Les Tsadikim Nistarim, les « Justes cachés », sont ces 36 justes dont l’existence sur terre à chaque génération garantit la survie du monde raconte le Talmud. ( TB Sanhédrin 97b; Sukkah 45b)
Nicholas Winton, jeune courtier en Bourse, avait 29 ans en ce mois de Décembre 1938 et il s’apprêtait à partir de Londres pour passer de bonnes vacances de Ski en Suisse . Mais il y renonça pour aller rejoindre un ami à Prague. Celui-ci était engagé dans le sauvetage de Juifs . La visite d’un camps de réfugiés achèva de convaincre Nicholas Winton de la menace nazie. Il ouvre alors un bureau de sauvetage : une simple table à manger dans un hôtel de la Place Venceslas.
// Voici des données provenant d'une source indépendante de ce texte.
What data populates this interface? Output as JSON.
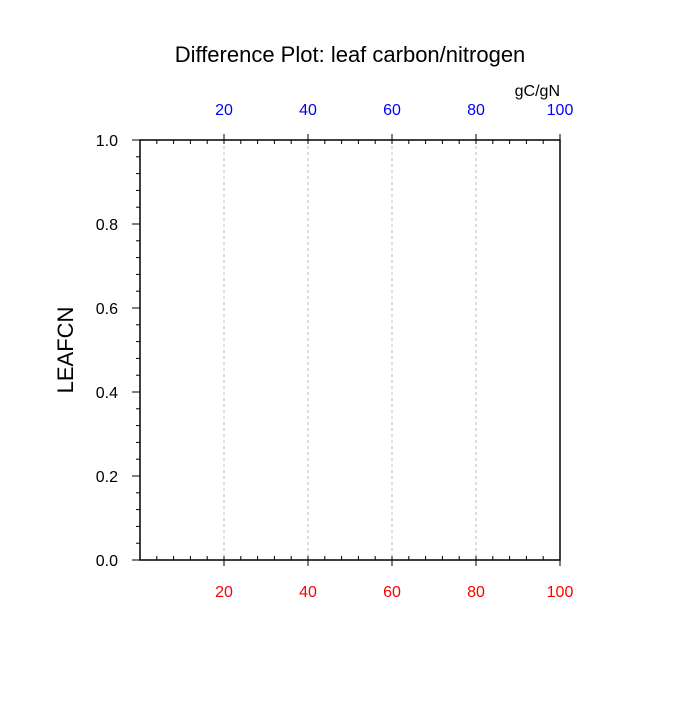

Nicholas Winton organise ainsi le départ de 8 trains à destination de Prague et Londres. Le neuvième restera en gare de Prague à cause de l’entrée en guerre de la Grande Bretagne, les 250 enfants disparaîtront.Pour chacun des 668 enfants sauvés, le Britannique s’était chargé, à travers la fondation qu’il avait créée, de trouver une famille d’accueil.
Pendant cinquante ans, les enfants ne surent pas à qui ils devaient leur sauvetage, Nicholas Winton n’en parla simplement pas. Jusqu’à un beau jour de 1988 où sa femme Greta découvrit une serviette de cuir dans un grenier contenant des listes d’enfants et des lettres de leurs parents. 669 enfants qu’il avait sauvés. Les descendants de ces enfants sont plus de 5 000 aux UK, au Canada, et en Israël.
Jusqu’à ce que, ‘piégé’ par une émission de la BBC il retrouve ces personnes qu’il a sauvé 50 ans auparavant. Bien sûr, il ne les reconnaît pas au début…
Un docu-film a été réalisé sur lui :
En 2009 un train Prague-Londres avec les rescapés a été organisé en hommage au « Schindler britannique » agé alors de 100 ans. « Je suis assez émue et aussi un peu triste, car c’est ici que j’avais vu pour la dernière fois ma maman », a confié au moment du départ l’une des passagères , Hana Franklova, qui a vécu pendant la guerre à Stoke-on-Trent, dans le centre de l’Angleterre.
NB : Sir Nicholas Winton a été élevé au rang de Membre de l’Ordre de l’Empire britannique au début des années 1980 pour sa contribution à la création deAbbeyfields, un concept de résidence pour personnes âgées. Il a reçu en 1998 l’ordre Tomas Garrigue Masaryk des mains de Vaclav Havel. Et en 2010, le titre de « Héros britannique de l’ Holocauste », décerné par le gouvernement britannique. Il a eu 105 ans le 19 mai.